Yesterday I had a sudden revelation or insight, almost bordering on a revelation. t was actually not sudden but has been a long time in coming but it appeared in all of its glory. It was occasioned by a series of events followed by words of wisdom from a friend. I knew it was almost a revelation because it brought such peace and harmony to my existence. All sorts of things, both bad and good, had to come together. And poof (not a word) I was, feeling relaxed, whole, determine, rejuvenated, and anxious to get on with the next chapter of my life. It would be useful at this point to define revelation which is a noun.
1 revelations about his personal life: disclosure, surprising fact, announcement, report; admission, confession.
2 the revelation of a secret: divulging, divulgence, disclosure, disclosing, letting slip, letting drop, giving away, giving out, leaking, leak, betrayal, unveiling, making known, making public, broadcasting, publicizing, dissemination, reporting, report, declaring, declaration.
So it was disclosed to me (by me) that I had become too social, too communicative, had too many people in my life, too many irons in the fire and I became determined to become more solitary, keep to myself, shun men of all shapes and sizes and most women. Dogs are no problem, I do not have anything to do with them.
But what happened then? (I write now from the perspective of Thursday). I did the exact opposite. I made a long list of tasks to be done to facilitate my leaving Vancouver, it was almost completed. But when I went to the YWCA my resolutions began to unravel. I jumped around in water aerobics, whispered something rather outrageous to a man with a hairy chest and invited a visitor from Toronto to dinner. Kathleen had already been invited as she had promised to help me with Linked In as I cannot make the thing work. The guy did not show up but Kathleen and I had a great chat and I now can be all over Linked In. If this seems not too solitary to you ,be comforted in the knowledge that it is not solitary to me either. I went to Globwal for a Lemon Drop and a snack and Jack (a big deal in the organization0 seemed intent on matching me up with three (3) young Egyptian men, all rather handsome. I do not jest, it is true. I did manage to escape. I went to my lawyer’s office to pay my bill and was reminded of a hilarious episode which I shall pass on – I do not think I wrote about it before.

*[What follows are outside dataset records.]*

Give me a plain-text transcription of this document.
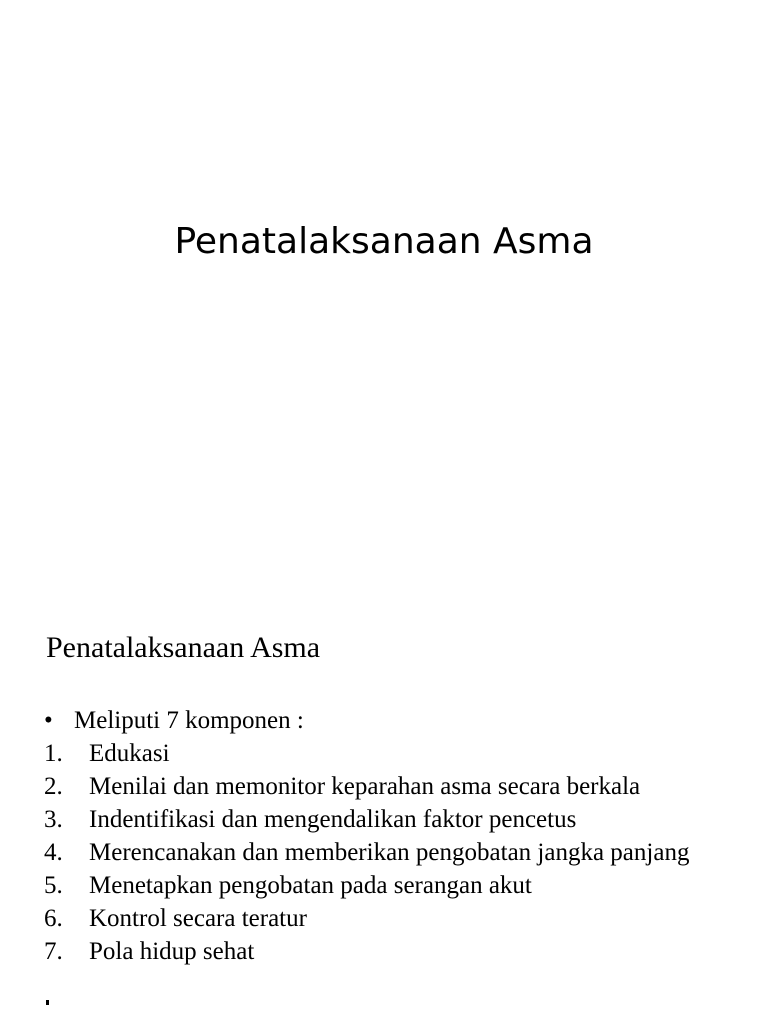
Penatalaksanaan Asma
Penatalaksanaan Asma
• Meliputi 7 komponen :
1.	Edukasi
2.	Menilai dan memonitor keparahan asma secara berkala
3.	Indentifikasi dan mengendalikan faktor pencetus
4.	Merencanakan dan memberikan pengobatan jangka panjang
5.	Menetapkan pengobatan pada serangan akut
6.	Kontrol secara teratur
7.	Pola hidup sehat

In the deepest hours of depression and horror after my release from King’s County Jail I called my lawyer, employed by one of the most prestigious law firms in Vancouver. I was calling to find a Washington State attorney as I was determined to sue – Alaska Airlines, Port of Seattle Police, and King’s County Jail. I had an open and shut case and they were going to pay and I was going ro revolutionize the practices and procedures of that jail and perhaps Alaska Airlines. I had the following telephone conversation with the receptionist, a truly wonderful woman. I have visited this office perhaps four times in the almost two years I have lived in Vancouver.

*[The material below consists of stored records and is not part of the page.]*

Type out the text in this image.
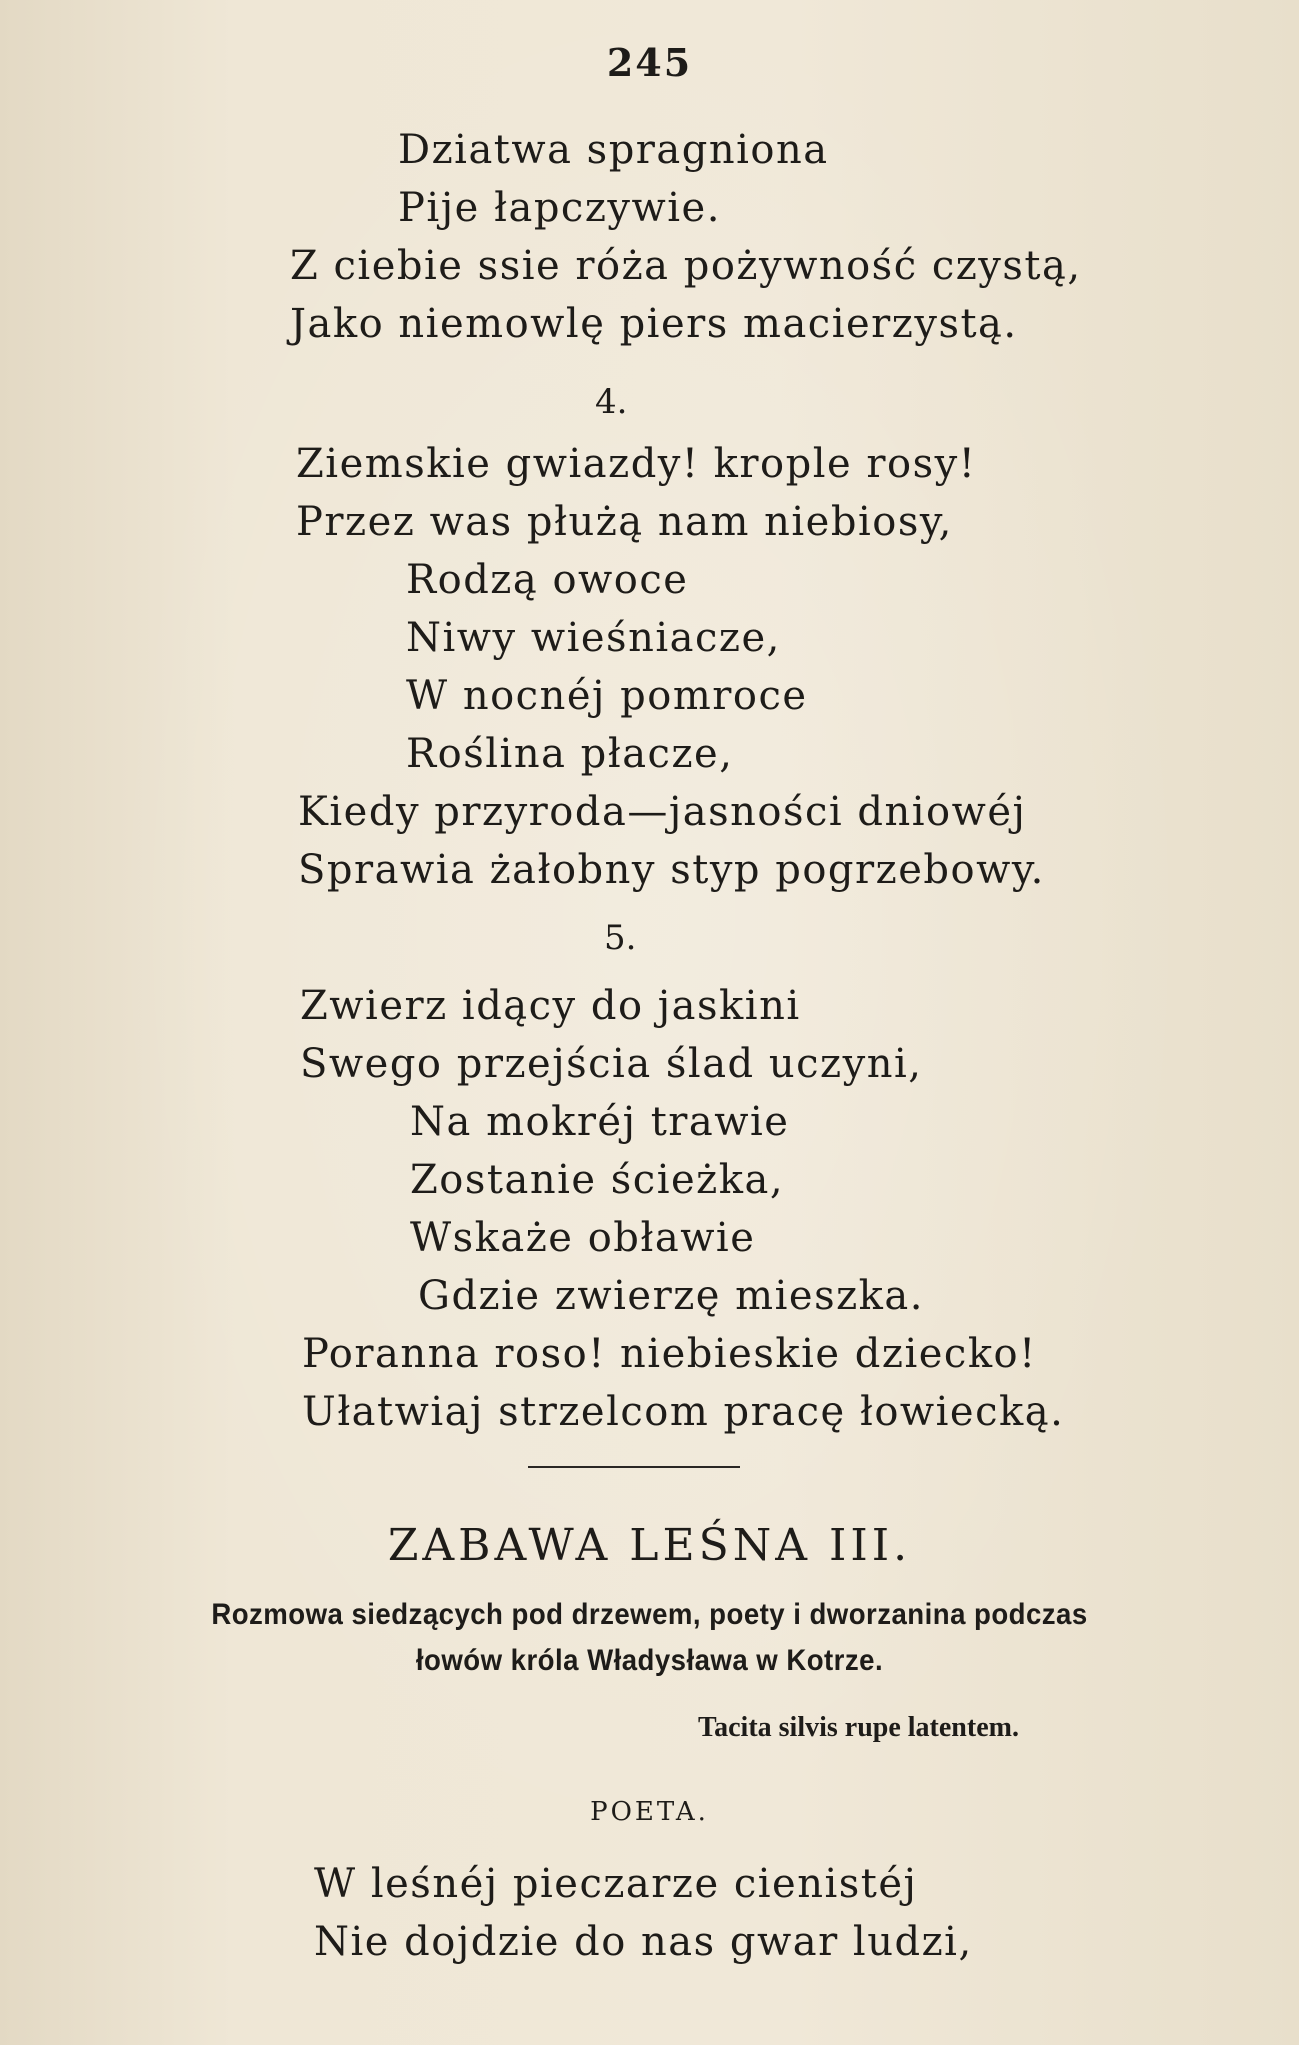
245
Dziatwa spragniona
Pije łapczywie.
Z ciebie ssie róża pożywność czystą,
Jako niemowlę piers macierzystą.
4.
Ziemskie gwiazdy! krople rosy!
Przez was płużą nam niebiosy,
Rodzą owoce
Niwy wieśniacze,
W nocnéj pomroce
Roślina płacze,
Kiedy przyroda—jasności dniowéj
Sprawia żałobny styp pogrzebowy.
5.
Zwierz idący do jaskini
Swego przejścia ślad uczyni,
Na mokréj trawie
Zostanie ścieżka,
Wskaże obławie
Gdzie zwierzę mieszka.
Poranna roso! niebieskie dziecko!
Ułatwiaj strzelcom pracę łowiecką.
ZABAWA LEŚNA III.
Rozmowa siedzących pod drzewem, poety i dworzanina podczas
łowów króla Władysława w Kotrze.
Tacita silvis rupe latentem.
POETA.
W leśnéj pieczarze cienistéj
Nie dojdzie do nas gwar ludzi,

She: Good afternoon, Law Offices
Me: (actually laughing) You must be looking forward to getting off work. It is still morning.
She: So it is! ! I am looking forward to leaving the office at the end of the day.
Me: It shows, I caught you!
She: Perhaps I should answer the phone. Good “Just Before Coffee Break”
Me: (again laughing) If that brings you relief, do so.
She: Alexis! How are you?
Me: How did you know?
She: I recognized your voice and your laughter.
Well, I almost fainted dead away and was cheered, just when I needed some cheering. I laughingly reminded her of the conversation yesterday and told her how important it was. This is what she said:
She: Alexis, it is because we love you!
Me: Oh please you are going to make me cry! I am leaving Vancouver and this will make it harder.
Then I went home, stopped to get some groceries, quickly cleaned up my apartment and then came Kathleen (on time) and now I am on Linked In which will enable me to promote my book (s). So Little Time, So Many Men has been altered and now it is So Little Time, So Many Books You will be hearing about the books in subsequent blogs. I am awfully prolific actually. Prolific, what is the meaning of that word? Prolific, an adjective: 1 a prolific crop of tomatoes: plentiful, abundant, bountiful, profuse, copious, luxuriant, rich, lush; fruitful, fecund; literary plenteous, bounteous.
2 a prolific composer: productive, creative, inventive, fertile.
So I am fertile, but I chose not to have children. Goodness knows I am profuse and luxuriant. Hahaha. Some one told me of a ‘phrase’, one I had never heard before
M.I..L.F. which stands for Mother I’d Like to F**K
Well there is this one, that applies to me.
G.I.L.F. which stands for Granny I’d Like to F**K
Well, you know my numbers – now up to 45. (and still counting). I fear I have fallen off the isolated, solitary wagon. So Many Men, So Little Time. So Many Books, So Little Time.